Yes, back off. Sadly I had to go through the same thing. OW kicked my H out and he spent a good 3 months on my couch texting/sending you tube links/etc about how much he loves/misses her and how lonely he is without her.
Fast forward 2 months and he says he has no feelings for her anymore.
Me: 35 husband:39 Sons 16 and 11 from my first marriage Twins 5 (boy/girl) Daughter 3 Affair bomb 2/27/14 He moved in with ow 3/13/14 OW kicked him out 6/15/14 4/2016 he seeks help for sexual addiction
Firstly, I want to thank you for listening to me on Sunday. I've always said that I find it difficult to forgive you for your infidelities, but I can't imagine what [OMW] goes through seeing how determined [OM] was when he wanted to leave her. As I sat there on Sunday crying over my breakup, I know it was probably killing you to see me breaking down over another man. Thank you for being a good friend, standing by and listening to me. It means a lot actually.
Now that I've gathered my thoughts and emotions. I am ready to move on to the next step with our marriage.
I have always made it very clear my intentions. I know over and over, you keep saying, you will believe me once [OM] is out of the picture. I hope you now see my decision with us is not a result of meeting [OM]. Our marriage should have been dissolved long time ago, perhaps, never should have started. I want both of us to have the opportunity to have a new beginning, and find happiness again. If your happiness is to stay alone, continuously refining yourself, and focusing on the kids, that's great. For me, it is about focusing on the kids, my career, and rediscovering myself. There are a lot of things I want to try, but always felt I was prohibited to. I haven't thought everything through, I am taking it one day at a time, and one task at a time.
Despite all the disappointments, failure, anger I have towards our marriage, I have always loved our friendship.
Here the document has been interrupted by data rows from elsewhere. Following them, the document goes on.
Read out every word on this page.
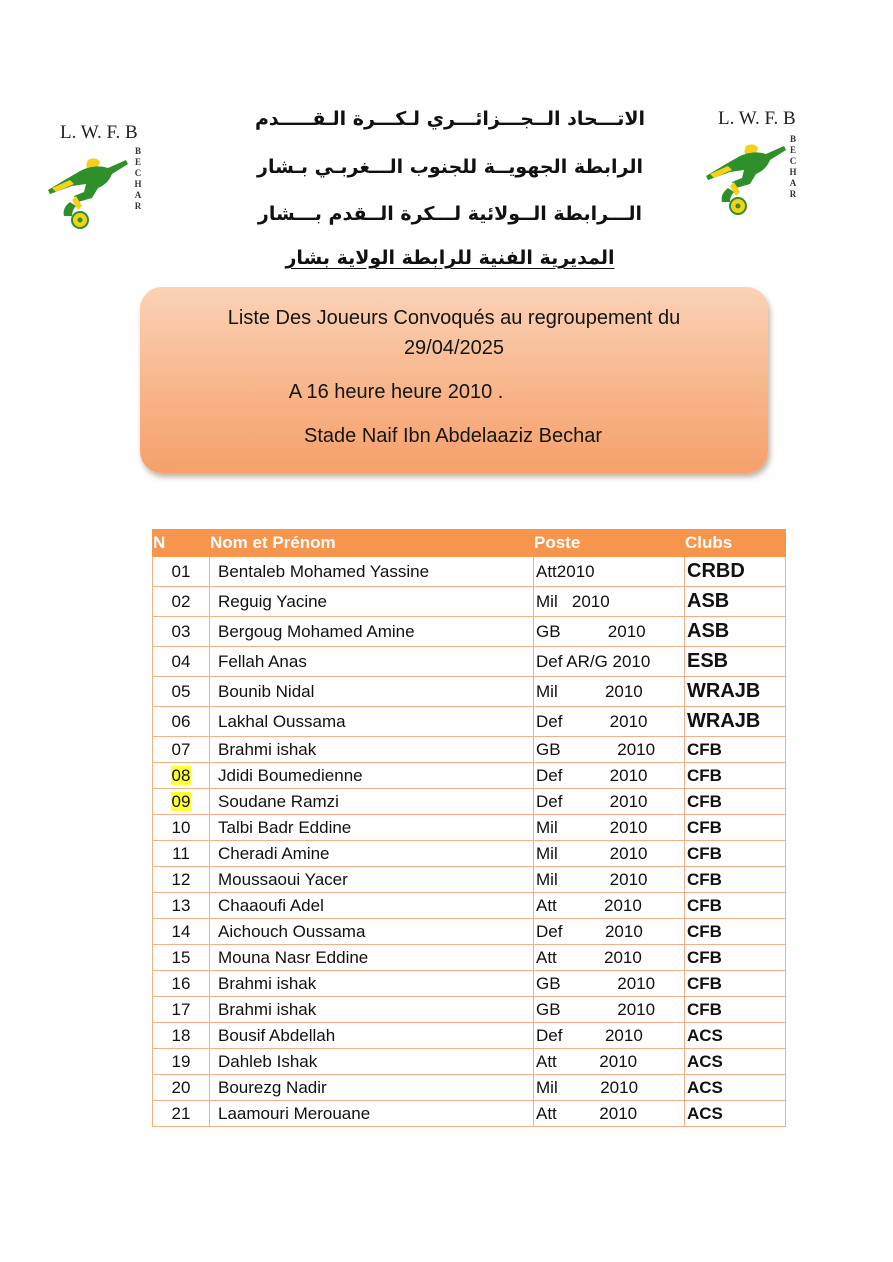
L. W. F. B
B
E
C
H
A
R
L. W. F. B
B
E
C
H
A
R
الاتـــحاد الــجـــزائـــري لـكـــرة الـقـــــدم
الرابطة الجهويــة للجنوب الـــغربـي بـشار
الـــرابطة الــولائية لـــكرة الــقدم بـــشار
المديرية الفنية للرابطة الولاية بشار
Liste Des Joueurs Convoqués au regroupement du
29/04/2025
A 16 heure heure 2010 .
Stade Naif Ibn Abdelaaziz Bechar
N	Nom et Prénom	Poste	Clubs
01	Bentaleb Mohamed Yassine	Att2010	CRBD
02	Reguig Yacine	Mil   2010	ASB
03	Bergoug Mohamed Amine	GB          2010	ASB
04	Fellah Anas	Def AR/G 2010	ESB
05	Bounib Nidal	Mil          2010	WRAJB
06	Lakhal Oussama	Def          2010	WRAJB
07	Brahmi ishak	GB            2010	CFB
08	Jdidi Boumedienne	Def          2010	CFB
09	Soudane Ramzi	Def          2010	CFB
10	Talbi Badr Eddine	Mil           2010	CFB
11	Cheradi Amine	Mil           2010	CFB
12	Moussaoui Yacer	Mil           2010	CFB
13	Chaaoufi Adel	Att          2010	CFB
14	Aichouch Oussama	Def         2010	CFB
15	Mouna Nasr Eddine	Att          2010	CFB
16	Brahmi ishak	GB            2010	CFB
17	Brahmi ishak	GB            2010	CFB
18	Bousif Abdellah	Def         2010	ACS
19	Dahleb Ishak	Att         2010	ACS
20	Bourezg Nadir	Mil         2010	ACS
21	Laamouri Merouane	Att         2010	ACS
That was the basis to our beginning, and I hope for that reason, it is the basis how we will conclude our marriage. All the times where you were "absent" in our marriage, I am asking your help, pleading with you actually, to please work with me to make this as amicable as possible.
I have reviewed the divorce guidelines over the weekend when you were away. There are a lot of forms to fill out, timeline guidelines, etc. I think it would be good for us to sit down and go through it together. Since I am filing, you will be served by a State Marshall. Let's figure out how we can avoid this at your workplace.
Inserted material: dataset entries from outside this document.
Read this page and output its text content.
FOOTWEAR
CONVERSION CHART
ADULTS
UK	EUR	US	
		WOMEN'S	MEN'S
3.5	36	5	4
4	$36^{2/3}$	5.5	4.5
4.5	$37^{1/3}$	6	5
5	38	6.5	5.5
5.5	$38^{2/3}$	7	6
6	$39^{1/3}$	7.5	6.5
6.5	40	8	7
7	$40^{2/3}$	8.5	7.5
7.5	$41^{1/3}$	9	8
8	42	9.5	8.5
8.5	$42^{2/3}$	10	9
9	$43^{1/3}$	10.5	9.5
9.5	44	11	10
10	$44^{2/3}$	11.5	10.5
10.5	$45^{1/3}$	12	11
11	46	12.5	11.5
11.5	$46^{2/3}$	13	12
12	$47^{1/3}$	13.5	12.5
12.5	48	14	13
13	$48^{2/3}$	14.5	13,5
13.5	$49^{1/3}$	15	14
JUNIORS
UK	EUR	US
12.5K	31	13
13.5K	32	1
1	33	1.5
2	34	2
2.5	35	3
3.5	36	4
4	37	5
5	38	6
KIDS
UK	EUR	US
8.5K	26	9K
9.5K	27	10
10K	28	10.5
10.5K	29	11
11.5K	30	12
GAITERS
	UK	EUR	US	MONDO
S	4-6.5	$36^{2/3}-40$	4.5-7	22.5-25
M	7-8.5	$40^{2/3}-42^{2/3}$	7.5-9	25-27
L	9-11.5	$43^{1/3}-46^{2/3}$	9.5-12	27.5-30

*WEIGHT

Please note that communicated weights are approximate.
If we can spend quality time to calmly talk over the procedures before starting the filing, that would be ideal. There is a lot we need to go through and agree on the outcome.
Lastly, despite of everything that's happened, I will always be grateful to you as the father to our two wonderful kids. They are very lucky to have a father like you. Thank you!
M: 15 years BD: 6/25/14 EA/PA: starts 5/14/14 11/30/14 - A ends 5/15/15 - D is finalized. 11/28/15 - Start of new LTR with a wonderful woman (and still going strong)!
Hey Mindsin, I'm glad to hear the A is over but sorry to hear your W still focused on D. I'm not a vet but felt like I could weight in on this one because I've been doing this very same thing for the past couple months and at least think I've learned a couple things. I would not ignore that email. My response I think would be to ask when would be a good time and attend if convenient. I also have some thoughts below based on my experience with this.
First in my mind is, it doesn't help to refuse cooperation. Your W wants to press D and while you don't have to be the one to come up with a time to meet or help too much to move things a long, it doesn't help in my opinion to obviously drag your feet. Your W might feel you are trying to control her and it causes resentment. If you aren't available at certain times then don't go out of your way, but work it out like you would any business transaction or buying a house.
Second, keep your needs in mind at all times. In my weaker moments of the last year I've capitulated to things at times that I didn't want later and living with or taking back something you agreed to but didn't want will just irritate you regularly. Protect yourself in this at all times because its very hard to change what goes into the paperwork after its done.
Third, be calm during any discussions about D and try not to get drawn into R talk. My W has been very emotional the last month talking terms around S and visitation. She has said the most out of nowhere kind of things that caused me to jump into R talk which usually just gives her a reason to defend again. Its hard if not impossible to remain detached during these conversations but the more you can the stronger you will seem and more respected you will feel.
Just my 2 cents here. I hope its of some help. If she continues on the path you can't avoid D, but you can protect yourself in the outcome.
Last edited by Bunches; 12/02/1405:44 PM.
M: 36 W: 31 Married 9 yrs. T: 11 yrs. Son 8 yrs. (w/ Autism) Bomb Drop 10/22/13 Divorce final 6/15
In most states, you can "accept service" of the D papers. That is, you (and your L) can tell your W (and her L) that you will "accept service" rather than being served by a sheriff/marshal. She saves the cost of paying for the marshal, and it's a little more civilized. She can hand you or mail you the papers, and you return a notarized form saying you received them, all of which gets filed with the court.